The Continent is producing a record number of unicorns, startups that grow to be worth more than $1 billion. It created 98 in 2021, according to Atomico, and now has 321 in total. Europe also now has 26 so-called decacorns—tech companies worth more than $10 billion—including perhaps the best known, Spotify. But the music streaming service is not Europe’s most valuable venture-backed tech company. That would be Adyen, the fast-growing payments technology company that is now publicly traded on the Euronext stock exchange and is likely to hit the $100 billion valuation mark within the next year, becoming the fourth European technology company to exceed that milestone.
The overall value of Europe’s technology ecosystem is soaring, too, according to the venture firm. It estimates the total ecosystem value—including both publicly listed and private companies—now exceeds $3 trillion, three times its estimate in 2018 when Europe crossed the $1 trillion valuation mark for the first time. “Europe is creating value from tech faster than ever,” Wehmeier said. He noted that some of the increase in value—the leap from $2 trillion to $3 trillion—has come in just the first eight months of 2021 and has been driven, in part, by European startups choosing to go public through mergers with special purpose acquisition companies (SPACs) listed on U.S. stock exchanges. Surging equity markets have also helped.
In total, $275 billion in value was realized so far in 2021 when European startups went public, either through an IPO or a SPAC, or sold out to another company. Of this, $140 billion came from companies that had been venture capital–funded prior to exiting.
Europe’s share of early-stage venture capital funding is coming at the expense of the U.S., Atomico said in its report. Over the past five years, European startups have captured 13% more of the money available for funding deals under $5 million, while U.S. startups have seen that figure decline 20%.

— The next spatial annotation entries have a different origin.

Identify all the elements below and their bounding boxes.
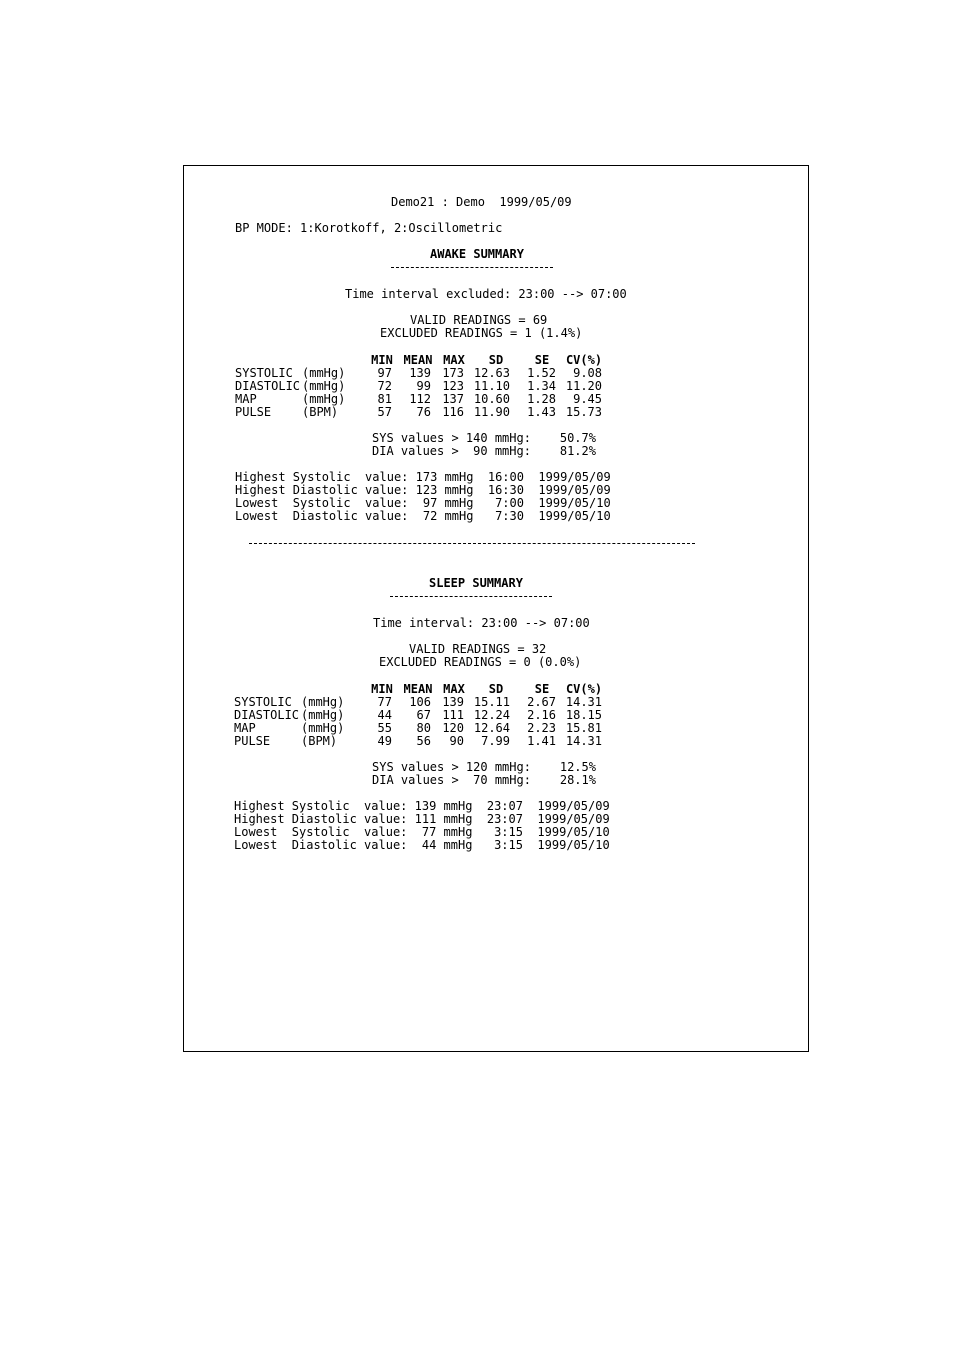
table-cell-max: 111: [442, 708, 464, 722]
table-cell-se: 2.16: [527, 708, 556, 722]
table-cell-cv: 14.31: [565, 734, 602, 748]
table-cell-sd: 15.11: [473, 695, 510, 709]
table-cell-cv: 14.31: [565, 695, 602, 709]
table-cell-se: 1.34: [527, 379, 556, 393]
row-unit: (mmHg): [301, 708, 345, 722]
table-cell-cv: 15.73: [565, 405, 602, 419]
table-cell-se: 1.28: [527, 392, 556, 406]
column-header: CV(%): [565, 682, 603, 696]
row-label: PULSE: [235, 405, 272, 419]
table-cell-cv: 15.81: [565, 721, 602, 735]
column-header: MIN: [371, 353, 393, 367]
sleep-sys-threshold: SYS values > 120 mmHg: 12.5%: [372, 760, 596, 774]
row-unit: (BPM): [302, 405, 339, 419]
bp-mode: BP MODE: 1:Korotkoff, 2:Oscillometric: [235, 221, 503, 235]
table-cell-mean: 67: [416, 708, 431, 722]
section-divider: [249, 543, 695, 544]
row-unit: (mmHg): [302, 379, 346, 393]
table-cell-min: 77: [377, 695, 392, 709]
table-cell-min: 72: [377, 379, 392, 393]
table-cell-se: 1.41: [527, 734, 556, 748]
row-unit: (mmHg): [302, 392, 346, 406]
table-cell-mean: 106: [409, 695, 431, 709]
row-label: SYSTOLIC: [235, 366, 293, 380]
table-cell-mean: 80: [416, 721, 431, 735]
column-header: SE: [534, 682, 550, 696]
column-header: CV(%): [565, 353, 603, 367]
table-cell-sd: 11.10: [473, 379, 510, 393]
table-cell-min: 97: [377, 366, 392, 380]
column-header: MIN: [371, 682, 393, 696]
table-cell-mean: 56: [416, 734, 431, 748]
awake-title-underline: [391, 267, 553, 268]
table-cell-cv: 9.45: [573, 392, 602, 406]
table-cell-sd: 12.24: [473, 708, 510, 722]
table-cell-min: 55: [377, 721, 392, 735]
sleep-extreme-2: Highest Diastolic value: 111 mmHg 23:07 1999/05/09: [234, 812, 610, 826]
table-cell-min: 57: [377, 405, 392, 419]
row-label: MAP: [235, 392, 257, 406]
table-cell-max: 116: [442, 405, 464, 419]
column-header: SE: [534, 353, 550, 367]
column-header: MAX: [443, 353, 465, 367]
column-header: SD: [488, 353, 504, 367]
table-cell-max: 123: [442, 379, 464, 393]
table-cell-cv: 18.15: [565, 708, 602, 722]
sleep-extreme-1: Highest Systolic value: 139 mmHg 23:07 1999/05/09: [234, 799, 610, 813]
row-label: SYSTOLIC: [234, 695, 292, 709]
awake-dia-threshold: DIA values > 90 mmHg: 81.2%: [372, 444, 596, 458]
column-header: SD: [488, 682, 504, 696]
sleep-summary-title: SLEEP SUMMARY: [429, 576, 523, 590]
report-title: Demo21 : Demo 1999/05/09: [391, 195, 572, 209]
column-header: MEAN: [403, 353, 433, 367]
awake-interval: Time interval excluded: 23:00 --> 07:00: [345, 287, 627, 301]
sleep-extreme-4: Lowest Diastolic value: 44 mmHg 3:15 1999/05/10: [234, 838, 610, 852]
table-cell-min: 44: [377, 708, 392, 722]
table-cell-sd: 12.63: [473, 366, 510, 380]
table-cell-max: 120: [442, 721, 464, 735]
table-cell-mean: 99: [416, 379, 431, 393]
sleep-valid-readings: VALID READINGS = 32: [409, 642, 547, 656]
awake-extreme-1: Highest Systolic value: 173 mmHg 16:00 1999/05/09: [235, 470, 611, 484]
awake-extreme-3: Lowest Systolic value: 97 mmHg 7:00 1999/05/10: [235, 496, 611, 510]
table-cell-mean: 112: [409, 392, 431, 406]
table-cell-max: 137: [442, 392, 464, 406]
table-cell-cv: 11.20: [565, 379, 602, 393]
sleep-extreme-3: Lowest Systolic value: 77 mmHg 3:15 1999/05/10: [234, 825, 610, 839]
awake-summary-title: AWAKE SUMMARY: [430, 247, 524, 261]
table-cell-max: 90: [449, 734, 464, 748]
table-cell-cv: 9.08: [573, 366, 602, 380]
row-label: PULSE: [234, 734, 271, 748]
sleep-interval: Time interval: 23:00 --> 07:00: [373, 616, 590, 630]
table-cell-min: 49: [377, 734, 392, 748]
table-cell-se: 2.67: [527, 695, 556, 709]
table-cell-sd: 10.60: [473, 392, 510, 406]
table-cell-mean: 76: [416, 405, 431, 419]
column-header: MAX: [443, 682, 465, 696]
table-cell-min: 81: [377, 392, 392, 406]
row-unit: (mmHg): [301, 721, 345, 735]
row-unit: (mmHg): [301, 695, 345, 709]
row-label: DIASTOLIC: [235, 379, 301, 393]
row-unit: (BPM): [301, 734, 338, 748]
table-cell-sd: 12.64: [473, 721, 510, 735]
awake-extreme-4: Lowest Diastolic value: 72 mmHg 7:30 1999/05/10: [235, 509, 611, 523]
sleep-title-underline: [390, 596, 552, 597]
table-cell-mean: 139: [409, 366, 431, 380]
table-cell-sd: 11.90: [473, 405, 510, 419]
awake-valid-readings: VALID READINGS = 69: [410, 313, 548, 327]
awake-extreme-2: Highest Diastolic value: 123 mmHg 16:30 1999/05/09: [235, 483, 611, 497]
table-cell-max: 139: [442, 695, 464, 709]
sleep-dia-threshold: DIA values > 70 mmHg: 28.1%: [372, 773, 596, 787]
awake-excluded-readings: EXCLUDED READINGS = 1 (1.4%): [380, 326, 583, 340]
sleep-excluded-readings: EXCLUDED READINGS = 0 (0.0%): [379, 655, 582, 669]
table-cell-se: 1.43: [527, 405, 556, 419]
row-unit: (mmHg): [302, 366, 346, 380]
awake-sys-threshold: SYS values > 140 mmHg: 50.7%: [372, 431, 596, 445]
table-cell-max: 173: [442, 366, 464, 380]
column-header: MEAN: [403, 682, 433, 696]
row-label: DIASTOLIC: [234, 708, 300, 722]
row-label: MAP: [234, 721, 256, 735]
table-cell-se: 2.23: [527, 721, 556, 735]
table-cell-se: 1.52: [527, 366, 556, 380]
table-cell-sd: 7.99: [481, 734, 510, 748]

One group of investors that Wehmeier said he wished would show more interest in Europe’s fast-growing tech startups are the Continent’s own pension funds. While U.S. pension funds are active backers of venture capital, both in the U.S. and in Europe, their counterparts across the Atlantic have been reluctant to put much money into the asset class and, in some cases, are prohibited from doing so by their bylaws or by government regulations. European pension funds currently devote just .018% of their $3 trillion in total assets to venture capital. Wehmeier says that if the funds raised that to just 1%, which is still below the commitment that many U.S. pension funds make to the sector, it would have a seismic impact on the market.